Obviously, each client’s situation is unique and needs to be evaluated based on the specific set of facts and circumstances. Nevertheless, there are some recommendations that will likely apply to a broad section of clients. These include:

  • Recommending that the client consult with a qualified attorney. The lawyer can update legal documents to not only include instructions related to digital assets, but identify the relevant individuals authorized to act. Some clients may wish to use their legal document(s) to explicitly appoint a special digital fiduciary, separate and apart from the executor/fiduciary in charge of other financial or estate matters. Similarly, clients may choose to name multiple digital fiduciaries within a single legal document, each entrusted with the authority for different legal assets. This may be useful in a variety of situations, such as when:
  • Fiduciaries themselves may have different levels of expertise/comfort with different digital assets. For instance, an individual may feel that one fiduciary is sufficiently capable of handling online bank and brokerage accounts, while another fiduciary may be better suited to manage their social media accounts. Or perhaps a special fiduciary is needed to handle uniquely complex digital assets, such as liquidating or transferring cryptocurrency held in cold storage to heirs.
  • An individual may wish to keep certain matters private from their regular fiduciary. For instance, spouses, children or close family members/friends are typically named as an executor, power of attorney or other fiduciary, but there may be certain digital assets the individual wishes to be kept private from those individuals. Parents, for example, may not want children to have access to every text, email or other message sent between them. Indeed, in some instances, spouses themselves may not want one another to have access to all their digital content.
  • Suggesting the use of a password manager. Given the amount of sensitive information stored by such a service, it is always best to make use of all available security features, including multi-factor authentication.
  • Using specialized services designed to assist in the digital estate planning process. In recent years, several companies have sought to fill some of the gaps in the digital estate planning space. Such companies include Estate Map and My Wonderful Life, which was featured on ABC’s Shark Tank several years ago. (They didn’t get a deal.) Advisors wishing to help clients with such matters more directly may wish to consider one of the many industry-specific tools that have begun to emerge, such as Everplans, Yourefolio or Legacy Shield.

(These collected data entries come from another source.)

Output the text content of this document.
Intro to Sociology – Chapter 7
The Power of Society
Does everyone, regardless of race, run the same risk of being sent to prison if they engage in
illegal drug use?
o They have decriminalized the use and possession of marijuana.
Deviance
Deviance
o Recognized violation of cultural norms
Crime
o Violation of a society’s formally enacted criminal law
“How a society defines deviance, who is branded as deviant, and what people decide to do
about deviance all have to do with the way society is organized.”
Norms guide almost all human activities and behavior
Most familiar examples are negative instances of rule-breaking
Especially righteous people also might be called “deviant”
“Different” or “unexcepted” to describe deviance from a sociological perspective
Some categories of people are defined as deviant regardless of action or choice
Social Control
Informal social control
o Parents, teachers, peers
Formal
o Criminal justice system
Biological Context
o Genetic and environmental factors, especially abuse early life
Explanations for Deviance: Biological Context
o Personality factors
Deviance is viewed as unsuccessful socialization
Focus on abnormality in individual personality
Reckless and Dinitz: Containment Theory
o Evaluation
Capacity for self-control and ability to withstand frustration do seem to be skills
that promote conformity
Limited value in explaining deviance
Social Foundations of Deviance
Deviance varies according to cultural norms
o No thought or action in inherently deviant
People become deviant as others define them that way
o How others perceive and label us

Clearly, building the digital asset inventory and implementing a sound digital estate plan is not going to happen overnight. So unless there are health issues or other factors that would make accelerating the digital estate planning process more important, advisors may wish to implement this process over several regularly scheduled meetings.

For instance, during your next review with each client, bring up the idea of digital estate planning and introduce the concept of a password manager. Over the next three to four months, or whatever your normal meeting cadence is, let the client use the password manager to build up their list of digital assets.

At the next meeting, begin discussing what the client would like to see happen with each of those various assets; whether there are any special websites/accounts involved (e.g., where all their photos are stored, or a particularly valuable business); and perhaps, begin to discuss potential issues and strategies such as updating the legal documents to ensure those digital assets are handled by the right person and are bequeathed to the right people.

Of course, once recommendations are made and a client has decided to move forward, it’s incumbent on the advisor to follow up and ensure the plan is actually put into action. Too often, without an external nudge the digital estate plan, like many traditional estate plans, dies on the vine.